Newsletter, July 2021
Research Experiences for Undergraduates (REU) Project Adds 2 Students
CCF's new REU site, Culturally Responsive Research in Developmental Science, will add 2 additional students, for a total of 12 students, thanks to support from CCF donors and the UTD School of Behavioral and Brain Sciences. Funded by the National Science Foundation, the REU site was chosen to provide a 42-week paid internship for 10 students from historically underrepresented groups with the tools and connections to combine high-quality, developmental research with CCF's empirically driven, community-based outreach program Play With Me. The addition of 2 students will expand this work and allow for greater impacts on the students and the families we serve. We look forward to introducing the 12 students to you in August!
Helping Families Navigate Dyslexia
Dyslexia is a common reading disorder affecting as many as 1 in 5 children. Despite the vast progress made in recent decades, understanding and effectively navigating a dyslexia diagnosis and treatment continues to be a great challenge for families of affected children. UTD master's student and mother of a dyslexic child, Melissa Krauth, recently prepared a pragmatic guide for parents on dyslexia (full version here).

Tips from the parent guide include:
1.     You’re not alone – dyslexia is quite common, and many children struggle with dyslexia as well as other challenges. Families in similar situations can be a great source of knowledge and support.
2.     It’s not your fault – dyslexia is now understood to have a neurobiological basis – in other words, it’s related to how your child’s brain is structured/wired.
3.     It’s about sounds – the disrupted wiring seems to be in how the brain processes sounds. Dyslexic children may have oral communication challenges, specifically word retrieval, as well as difficulties in how they match symbols to sounds.
4.     It’s not going to go away – dyslexia isn’t something children outgrow, although with treatment they can make tremendous progress in their reading.
5.     Successful treatments are available – there are proven approaches to address the underlying deficits in dyslexia and help dyslexic children read and write successfully.

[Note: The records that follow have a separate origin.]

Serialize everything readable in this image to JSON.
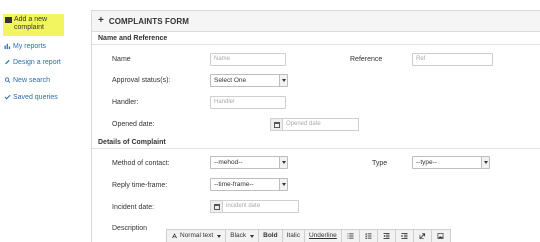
{
  "sidebar": {
    "items": [
      {
        "label_line1": "Add a new",
        "label_line2": "complaint",
        "icon": "plus-square-icon"
      },
      {
        "label": "My reports",
        "icon": "bar-chart-icon"
      },
      {
        "label": "Design a report",
        "icon": "pencil-icon"
      },
      {
        "label": "New search",
        "icon": "search-icon"
      },
      {
        "label": "Saved queries",
        "icon": "check-icon"
      }
    ]
  },
  "panel": {
    "title": "COMPLAINTS FORM",
    "sections": {
      "name_ref": "Name and Reference",
      "details": "Details of Complaint"
    }
  },
  "fields": {
    "name": {
      "label": "Name",
      "placeholder": "Name"
    },
    "reference": {
      "label": "Reference",
      "placeholder": "Ref"
    },
    "approval": {
      "label": "Approval status(s):",
      "value": "Select One"
    },
    "handler": {
      "label": "Handler:",
      "placeholder": "Handler"
    },
    "opened": {
      "label": "Opened date:",
      "placeholder": "Opened date"
    },
    "method": {
      "label": "Method of contact:",
      "value": "--mehod--"
    },
    "type": {
      "label": "Type",
      "value": "--type--"
    },
    "reply": {
      "label": "Reply time-frame:",
      "value": "--time-frame--"
    },
    "incident": {
      "label": "Incident date:",
      "placeholder": "incident date"
    },
    "description": {
      "label": "Description"
    }
  },
  "editor_toolbar": {
    "font_size": "Normal text",
    "color": "Black",
    "bold": "Bold",
    "italic": "Italic",
    "underline": "Underline",
    "icons": [
      "bullet-list-icon",
      "numbered-list-icon",
      "outdent-icon",
      "indent-icon",
      "link-icon",
      "image-icon"
    ]
  },
  "colors": {
    "highlight": "#f3f560",
    "link": "#2a6db5",
    "header_bg": "#f5f5f5"
  }
}
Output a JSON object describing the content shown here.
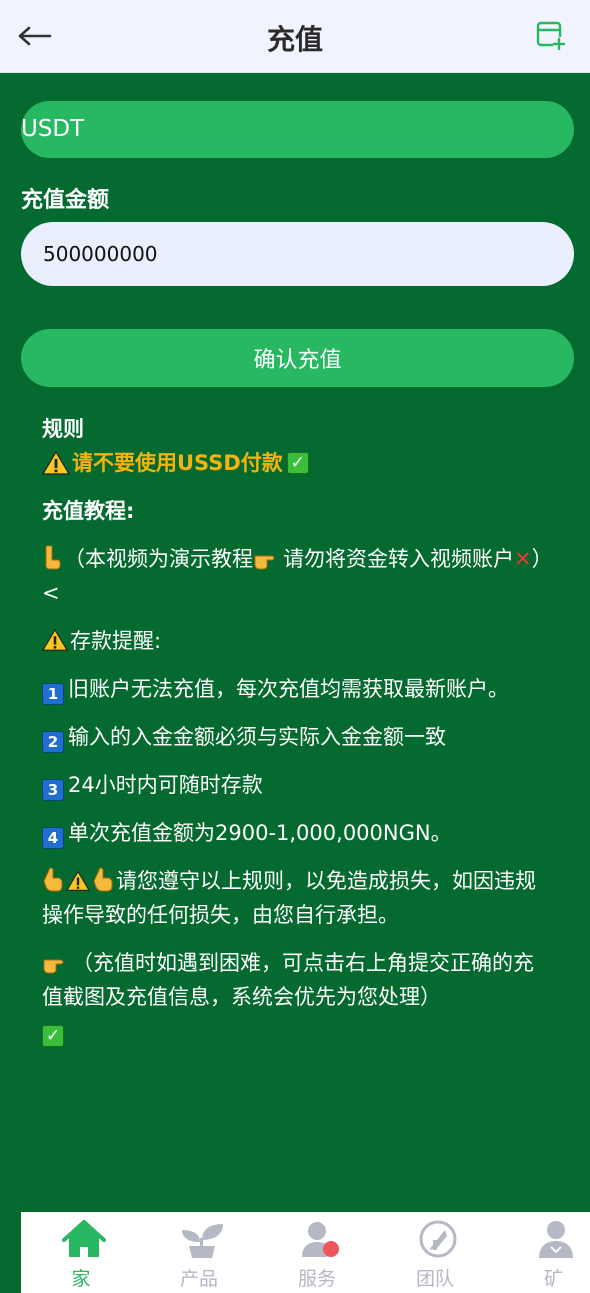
{
  "header": {
    "title": "充值",
    "back_icon": "arrow-left-icon",
    "record_icon": "add-record-icon"
  },
  "form": {
    "currency": "USDT",
    "amount_label": "充值金额",
    "amount_value": "500000000",
    "confirm_label": "确认充值"
  },
  "rules": {
    "title": "规则",
    "warning": "请不要使用USSD付款",
    "tutorial_title": "充值教程:",
    "tutorial_line_a": "（本视频为演示教程",
    "tutorial_line_b": "请勿将资金转入视频账户",
    "tutorial_line_c": "）<",
    "reminder_title": "存款提醒:",
    "items": [
      {
        "num": "1",
        "text": "旧账户无法充值，每次充值均需获取最新账户。"
      },
      {
        "num": "2",
        "text": "输入的入金金额必须与实际入金金额一致"
      },
      {
        "num": "3",
        "text": "24小时内可随时存款"
      },
      {
        "num": "4",
        "text": "单次充值金额为2900-1,000,000NGN。"
      }
    ],
    "notice": "请您遵守以上规则，以免造成损失，如因违规操作导致的任何损失，由您自行承担。",
    "help": "（充值时如遇到困难，可点击右上角提交正确的充值截图及充值信息，系统会优先为您处理）"
  },
  "nav": {
    "items": [
      {
        "label": "家",
        "icon": "home-icon",
        "active": true
      },
      {
        "label": "产品",
        "icon": "sprout-icon",
        "active": false
      },
      {
        "label": "服务",
        "icon": "service-icon",
        "active": false
      },
      {
        "label": "团队",
        "icon": "team-icon",
        "active": false
      },
      {
        "label": "矿",
        "icon": "mine-icon",
        "active": false
      }
    ]
  },
  "colors": {
    "background": "#046a2f",
    "accent": "#28b862",
    "warning": "#f6b20e",
    "header_bg": "#f1f4fe"
  }
}
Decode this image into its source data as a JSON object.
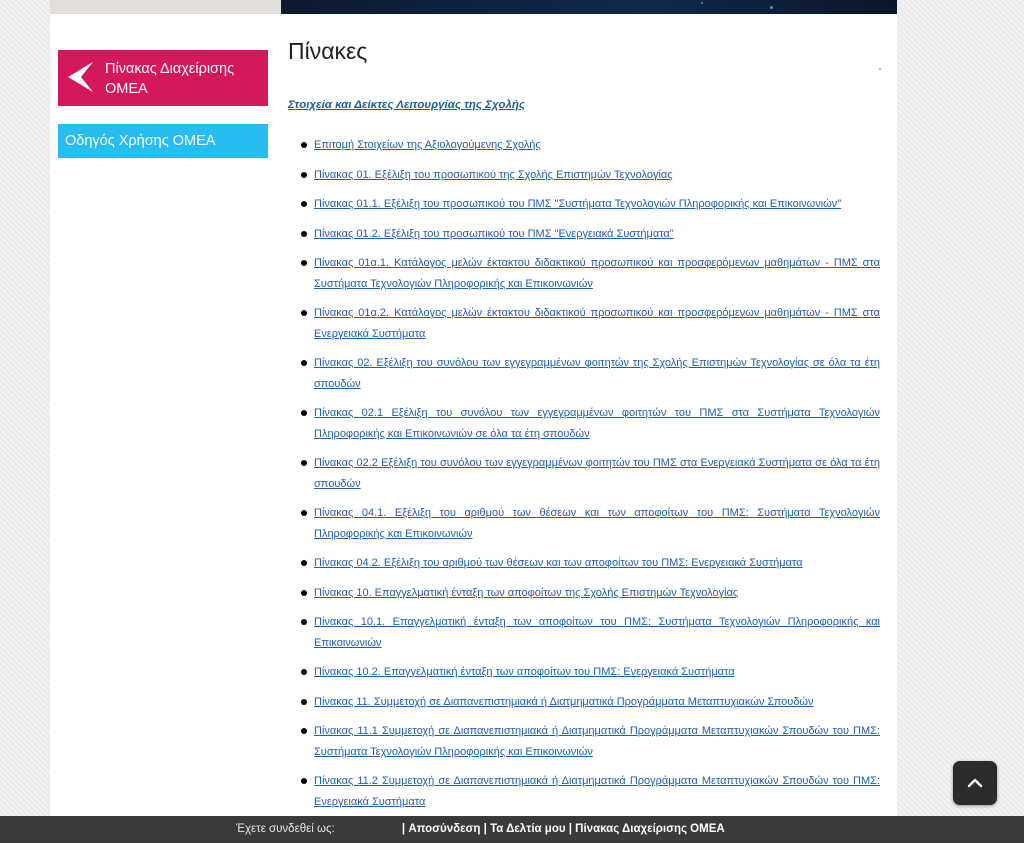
{
  "sidebar": {
    "main_label": "Πίνακας Διαχείρισης ΟΜΕΑ",
    "guide_label": "Οδηγός Χρήσης ΟΜΕΑ",
    "main_color": "#d4185e",
    "guide_color": "#27bdf0",
    "main_icon": "paper-plane-icon"
  },
  "main": {
    "title": "Πίνακες",
    "section_heading": "Στοιχεία και Δείκτες Λειτουργίας της Σχολής",
    "links": [
      "Επιτομή Στοιχείων της Αξιολογούμενης Σχολής",
      "Πίνακας 01. Εξέλιξη του προσωπικού της Σχολής Επιστημών Τεχνολογίας",
      "Πίνακας 01.1. Εξέλιξη του προσωπικού του ΠΜΣ \"Συστήματα Τεχνολογιών Πληροφορικής και Επικοινωνιών\"",
      "Πίνακας 01.2. Εξέλιξη του προσωπικού του ΠΜΣ \"Ενεργειακά Συστήματα\"",
      "Πίνακας 01α.1. Κατάλογος μελών έκτακτου διδακτικού προσωπικού και προσφερόμενων μαθημάτων - ΠΜΣ στα Συστήματα Τεχνολογιών Πληροφορικής και Επικοινωνιών",
      "Πίνακας 01α.2. Κατάλογος μελών έκτακτου διδακτικού προσωπικού και προσφερόμενων μαθημάτων - ΠΜΣ στα Ενεργειακά Συστήματα",
      "Πίνακας 02. Εξέλιξη του συνόλου των εγγεγραμμένων φοιτητών της Σχολής Επιστημών Τεχνολογίας σε όλα τα έτη σπουδών",
      "Πίνακας 02.1 Εξέλιξη του συνόλου των εγγεγραμμένων φοιτητών του ΠΜΣ στα Συστήματα Τεχνολογιών Πληροφορικής και Επικοινωνιών σε όλα τα έτη σπουδών",
      "Πίνακας 02.2 Εξέλιξη του συνόλου των εγγεγραμμένων φοιτητών του ΠΜΣ στα Ενεργειακά Συστήματα σε όλα τα έτη σπουδών",
      "Πίνακας 04.1. Εξέλιξη του αριθμού των θέσεων και των αποφοίτων του ΠΜΣ: Συστήματα Τεχνολογιών Πληροφορικής και Επικοινωνιών",
      "Πίνακας 04.2. Εξέλιξη του αριθμού των θέσεων και των αποφοίτων του ΠΜΣ: Ενεργειακά Συστήματα",
      "Πίνακας 10. Επαγγελματική ένταξη των αποφοίτων της Σχολής Επιστημών Τεχνολογίας",
      "Πίνακας 10.1. Επαγγελματική ένταξη των αποφοίτων του ΠΜΣ: Συστήματα Τεχνολογιών Πληροφορικής και Επικοινωνιών",
      "Πίνακας 10.2. Επαγγελματική ένταξη των αποφοίτων του ΠΜΣ: Ενεργειακά Συστήματα",
      "Πίνακας 11. Συμμετοχή σε Διαπανεπιστημιακά ή Διατμηματικά Προγράμματα Μεταπτυχιακών Σπουδών",
      "Πίνακας 11.1 Συμμετοχή σε Διαπανεπιστημιακά ή Διατμηματικά Προγράμματα Μεταπτυχιακών Σπουδών του ΠΜΣ: Συστήματα Τεχνολογιών Πληροφορικής και Επικοινωνιών",
      "Πίνακας 11.2 Συμμετοχή σε Διαπανεπιστημιακά ή Διατμηματικά Προγράμματα Μεταπτυχιακών Σπουδών του ΠΜΣ: Ενεργειακά Συστήματα"
    ]
  },
  "footer": {
    "logged_in_label": "Έχετε συνδεθεί ως:",
    "separator": "|",
    "logout": "Αποσύνδεση",
    "my_tickets": "Τα Δελτία μου",
    "admin_panel": "Πίνακας Διαχείρισης ΟΜΕΑ"
  },
  "scroll_top_icon": "chevron-up-icon"
}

6.     You’re going to need to navigate and advocate – parents of dyslexic children need to be actively involved to ensure their child gets the resources they need and is in a school environment where they will thrive both academically and emotionally.
7.     It will be okay – some dyslexic children will fully conquer their reading challenges and go on to college and challenging careers that require significant reading; others will follow a different path but will do so armed with the determination and perseverance skills they can develop by addressing their challenges.  
Mothers and Adolescent Daughters Needed for Research Project
The UT Dallas Healthy Development Project is recruiting mothers and their 14- to 18-year-old daughters for a study about conversations about clothing advertisements and wellness. The study will take place via video conference and will take less than one hour. For each mother-daughter pair who participates, the lab will donate $2 to the North Texas Food Bank! Please contact for more information and to sign up.
DPREP Longitudinal Study Ending After 12 Years
After 12 years, the Dallas Preschool Readiness Project (DPREP), now known as the Dallas Project on Education Pathways, is coming to a close. The longitudinal study, co-directed by Drs. Margaret Owen and Margaret Caughy, has been studying children's social, cognitive, and language development in the contexts of their family relationships and culture spanning the years from early preschool through middle school. The project is one of the longest longitudinal projects on African American and Latino children’s development of self-regulation, school readiness, and achievement in the United States. A copy of the project's final newsletter sent to the participating families, with information and resources for Dallas-area parents, is located here. "We want to express our immense gratitude to these families for welcoming us to their homes and to the children for allowing us to observe them many times as they grew across early childhood into middle childhood," Owen said. "Our scientific understanding of child development and families’ lives has grown and will continue to grow as a result." 
Recruiting Children Ages 4 - 7 for Fun Research Project on Food
The UT Dallas Healthy Development Project is recruiting children ages 4-7 for a study to gain insight into children's eating behaviors. During the study, children will do some fun activities with a researcher and answer questions about foods they may like to eat. The study will take place virtually and will take less than 30 minutes to complete. Children will receive an activity page for participating! Please contact for more information and to sign up.
From the Director
It's hard to believe we are over halfway through Summer and looking toward the start of Fall. I'm particularly excited about two new research projects that will be working with families served by CCF. Funded by UT Dallas, a social sciences grant (PI Mandy Maguire) will look at young children who are at high risk for developmental delays compared with those who aren’t, to better understand patterns of delays and root causes of some of these disparities. Another grant, for interdisciplinary research at UTD (PI Heidi Kane), will look at neighborhood features and individual and family predictors of sleep health in parents of young children. Both of these projects will provide preliminary data designed to improve the success of attaining external funding. We're looking forward to working with our faculty on these projects and integrating our outreach work with this important research on children and families.